「…なに、これ…」



目の前に広がる荒れ果てた大好きな里の姿に絶句した。
今日の朝までいつもと一緒だったのに。ついさっきまで、あの温かくて大好きな、木ノ葉隠れの里だったのに。…なんでこんなに、冷たくなってるの?



「…何者かに襲撃されたようだな。俺は至急火影様に状況を聞いてくる。お前たちはそのままここで待っていなさい。いいか、今の里は危険だ。絶対ここを動くんじゃないぞ」
「っ先生…!」



俺の言葉を聞く前に、渋い顔をしてそう言った先生は瞬身の術で姿を消した。
下忍である俺を含めた三人はただ途方に暮れる。


母さんはどこ?
カナメは?
ユリナは?
父さんは、どこにいるの?


ただ、家族のことが気になった。
みんなが生きてるってすこしでも早くこの目で確認したかった。



「っ待てコウタ!先生がここを動いちゃだめだって言っただろ!」
「そうだよコウタくん!里をこんなにした犯人がまだいるかもしれないよ!」
「…俺は…っ」



いつも冷静なはずの俺が里に飛び込もうとしているのを見て班員二人が腕を掴んで止めた。

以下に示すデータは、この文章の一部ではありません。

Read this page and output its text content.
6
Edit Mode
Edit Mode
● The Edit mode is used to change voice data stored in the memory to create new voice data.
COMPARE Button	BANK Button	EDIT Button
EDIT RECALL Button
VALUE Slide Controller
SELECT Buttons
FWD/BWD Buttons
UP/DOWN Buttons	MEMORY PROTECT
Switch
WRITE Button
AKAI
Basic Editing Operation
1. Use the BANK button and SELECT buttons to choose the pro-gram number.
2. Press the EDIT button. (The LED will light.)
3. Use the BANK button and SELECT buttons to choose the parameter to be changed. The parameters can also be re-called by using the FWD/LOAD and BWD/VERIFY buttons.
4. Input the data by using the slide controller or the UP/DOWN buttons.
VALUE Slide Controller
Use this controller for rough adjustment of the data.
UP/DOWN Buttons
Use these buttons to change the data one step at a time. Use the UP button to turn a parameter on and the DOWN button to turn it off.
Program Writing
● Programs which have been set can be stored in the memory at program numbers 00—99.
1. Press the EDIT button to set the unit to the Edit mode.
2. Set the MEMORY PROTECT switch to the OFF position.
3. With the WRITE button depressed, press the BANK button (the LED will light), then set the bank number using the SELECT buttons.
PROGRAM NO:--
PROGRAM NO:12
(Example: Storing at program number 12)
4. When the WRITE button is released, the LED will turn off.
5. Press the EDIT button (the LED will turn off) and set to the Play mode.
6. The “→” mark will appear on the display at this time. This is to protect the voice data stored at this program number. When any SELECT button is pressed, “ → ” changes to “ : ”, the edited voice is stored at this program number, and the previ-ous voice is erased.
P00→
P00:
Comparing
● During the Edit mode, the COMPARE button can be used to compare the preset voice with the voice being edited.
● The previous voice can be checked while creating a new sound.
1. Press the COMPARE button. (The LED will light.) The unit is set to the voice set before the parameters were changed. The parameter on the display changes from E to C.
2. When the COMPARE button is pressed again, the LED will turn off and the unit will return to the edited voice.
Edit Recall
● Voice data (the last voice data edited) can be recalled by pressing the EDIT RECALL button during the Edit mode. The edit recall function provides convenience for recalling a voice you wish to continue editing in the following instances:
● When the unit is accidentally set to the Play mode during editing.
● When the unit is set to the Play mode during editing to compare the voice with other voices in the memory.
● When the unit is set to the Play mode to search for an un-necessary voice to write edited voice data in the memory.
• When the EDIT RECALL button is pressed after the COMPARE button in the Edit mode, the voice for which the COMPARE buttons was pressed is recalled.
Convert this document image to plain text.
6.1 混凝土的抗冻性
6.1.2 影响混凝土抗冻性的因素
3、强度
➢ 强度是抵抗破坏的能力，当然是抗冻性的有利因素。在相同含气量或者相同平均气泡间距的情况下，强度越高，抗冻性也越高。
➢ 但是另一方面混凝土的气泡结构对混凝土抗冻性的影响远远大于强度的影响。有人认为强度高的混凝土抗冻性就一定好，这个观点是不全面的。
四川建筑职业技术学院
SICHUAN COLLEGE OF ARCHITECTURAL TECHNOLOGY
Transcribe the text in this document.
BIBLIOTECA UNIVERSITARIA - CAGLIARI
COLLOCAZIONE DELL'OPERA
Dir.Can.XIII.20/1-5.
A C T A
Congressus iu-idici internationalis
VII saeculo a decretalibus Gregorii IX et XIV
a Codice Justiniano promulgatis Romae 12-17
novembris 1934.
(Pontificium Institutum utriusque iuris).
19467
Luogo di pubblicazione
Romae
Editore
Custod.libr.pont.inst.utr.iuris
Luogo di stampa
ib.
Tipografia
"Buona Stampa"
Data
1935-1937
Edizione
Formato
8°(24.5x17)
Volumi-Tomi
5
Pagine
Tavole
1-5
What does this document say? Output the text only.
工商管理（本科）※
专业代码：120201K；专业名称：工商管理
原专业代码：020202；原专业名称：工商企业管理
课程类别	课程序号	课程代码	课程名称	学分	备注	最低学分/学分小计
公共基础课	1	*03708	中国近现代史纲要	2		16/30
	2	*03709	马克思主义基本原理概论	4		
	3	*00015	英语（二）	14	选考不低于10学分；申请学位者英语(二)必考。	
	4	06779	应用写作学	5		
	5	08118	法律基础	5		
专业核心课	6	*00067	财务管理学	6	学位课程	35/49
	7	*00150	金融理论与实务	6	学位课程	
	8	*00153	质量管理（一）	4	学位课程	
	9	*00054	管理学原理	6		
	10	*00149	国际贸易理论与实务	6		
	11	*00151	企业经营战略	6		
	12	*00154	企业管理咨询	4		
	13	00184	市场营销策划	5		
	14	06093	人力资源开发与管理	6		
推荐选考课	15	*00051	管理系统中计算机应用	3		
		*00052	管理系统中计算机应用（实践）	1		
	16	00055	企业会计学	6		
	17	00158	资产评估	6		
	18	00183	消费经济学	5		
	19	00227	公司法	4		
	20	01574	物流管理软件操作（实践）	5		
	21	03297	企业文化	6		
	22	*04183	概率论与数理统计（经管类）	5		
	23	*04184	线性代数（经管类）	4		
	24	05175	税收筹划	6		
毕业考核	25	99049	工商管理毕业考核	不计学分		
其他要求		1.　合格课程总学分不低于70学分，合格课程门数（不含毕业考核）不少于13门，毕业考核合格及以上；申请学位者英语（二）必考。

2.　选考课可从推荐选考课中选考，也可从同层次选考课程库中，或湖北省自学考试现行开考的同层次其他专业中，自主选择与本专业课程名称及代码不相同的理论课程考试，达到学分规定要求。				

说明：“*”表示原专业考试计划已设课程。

本当はわかってる。今の里にこんな俺がいっても何もできないって。もしかしたら襲撃した奴に殺されるかもしれないのもわかってる。…でも、だけど。

俺は、二人の手を、ゆっくりと払った。



「…俺は何より家族が大切なんだ。家族の無事を早く知りたい」
「!」
「…っ」
「まだ小さい弟や妹がいる。父さんはきっと前線だろうし母さんは病院だろうから、俺があの子たちを安心させてやらないと」
「…無理だよ。俺たち下忍にできることなんて…」
「…たしかにそうかもしれない。それでも俺は行く。このまま先生の言いつけ通りじっとしてるなんてできないんだ。…だから、ごめん」
「っコウタ!」
「コウタくん!!」



覚えたばかりの瞬身の術で、俺は瓦礫の里に飛び込んだ。